On the demand side, utility load forecasting has been a regression problem since the 1980s; deep learning has cut errors by 10–20% in most published comparisons since 2020 and is now operational at most major grid operators. The real contribution, though, is at the household scale: smart-meter data, processed with sequence models, enables individualised demand-response pricing that shifts load away from peaks without consumer attention. National Grid in the UK and CAISO in California both run ML-based balancing tools as standard.

Severe weather

Severe-weather prediction has the highest direct human stakes. The 2024 Atlantic hurricane season, featuring Beryl, Helene and Milton, all of which caused major US damage, was the first in which ML models including GraphCast were operationally used for track prediction alongside dynamical models. Track-prediction errors at five-day lead time have shrunk by roughly 25% over 2020–2025, with ML contributing meaningfully. Intensity prediction, historically the harder problem, has improved more slowly; a NOAA-led HURDAT-AI effort and several university groups are pushing on it now.

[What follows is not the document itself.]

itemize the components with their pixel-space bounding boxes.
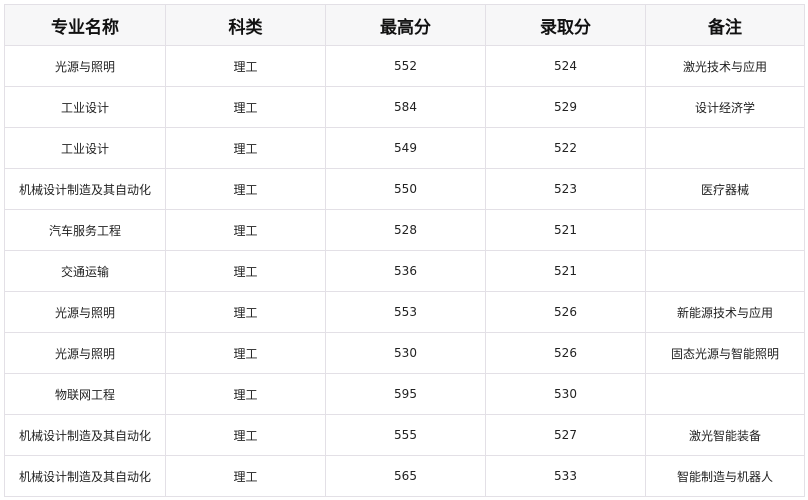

Wildfire risk prediction combines satellite vegetation indices, weather forecasts and ignition data into spatial probability fields. The Pyrios system (Ladrigau and colleagues), the NOAA-NCEI Fire Connector and a clutch of Cal Fire integrations have been central to US Western states' fire-season planning since the 2020 and 2023 seasons. Google's flood-forecasting service, deployed in over 80 countries by 2024 in partnership with national meteorological agencies, uses a hydrological model with ML components and has provided flood alerts to over 460 million people.

Limits

The catch in all of this is the training distribution. ML weather models inherit the biases of ERA5, including its known weaknesses over the polar regions, the Southern Ocean and the tropical convergence zones. Extreme events are rare by definition, and a model trained predominantly on ordinary weather can underpredict the tails. GraphCast, in its initial Science paper, was demonstrably weaker on extreme precipitation than IFS; subsequent variants have closed but not eliminated the gap. Climate change introduces a further problem: the future will contain weather patterns and combinations of conditions that did not occur in the training period, and an ML model has no first-principles way to extrapolate.

The pragmatic answer is the hybrid. NeuralGCM, AIFS and the CorrDiff family all combine physics-based components with ML components, getting the data efficiency and speed of the latter while keeping the conservation laws and extrapolation behaviour of the former. That hybrid frontier is where the operational systems of the late 2020s will live.

What you should take away

ML weather models, GraphCast, Pangu-Weather, FourCastNet, NeuralGCM, match or beat operational NWP at medium-range forecasts and run roughly four orders of magnitude faster on commodity GPUs.
Big operational centres (ECMWF, NOAA, the UK Met Office) have integrated ML systems into their delivered products since 2024; the cost reduction enables much larger ensembles.
Climate downscaling with diffusion and GAN models converts coarse global-model output into kilometre-scale regional fields useful for impact assessment; the IPCC AR7 cycle uses these methods at scale.
Renewable-energy forecasting and grid management now rely on ML at every timescale from minutes (sky-cam nowcasting) to days (downscaled global forecasts) to seasons (load forecasting).
The weakness of pure-ML approaches is the tail of the distribution (extreme events, novel regimes, climate-change extrapolation); the working frontier is hybrid physics-plus-ML rather than one or the other.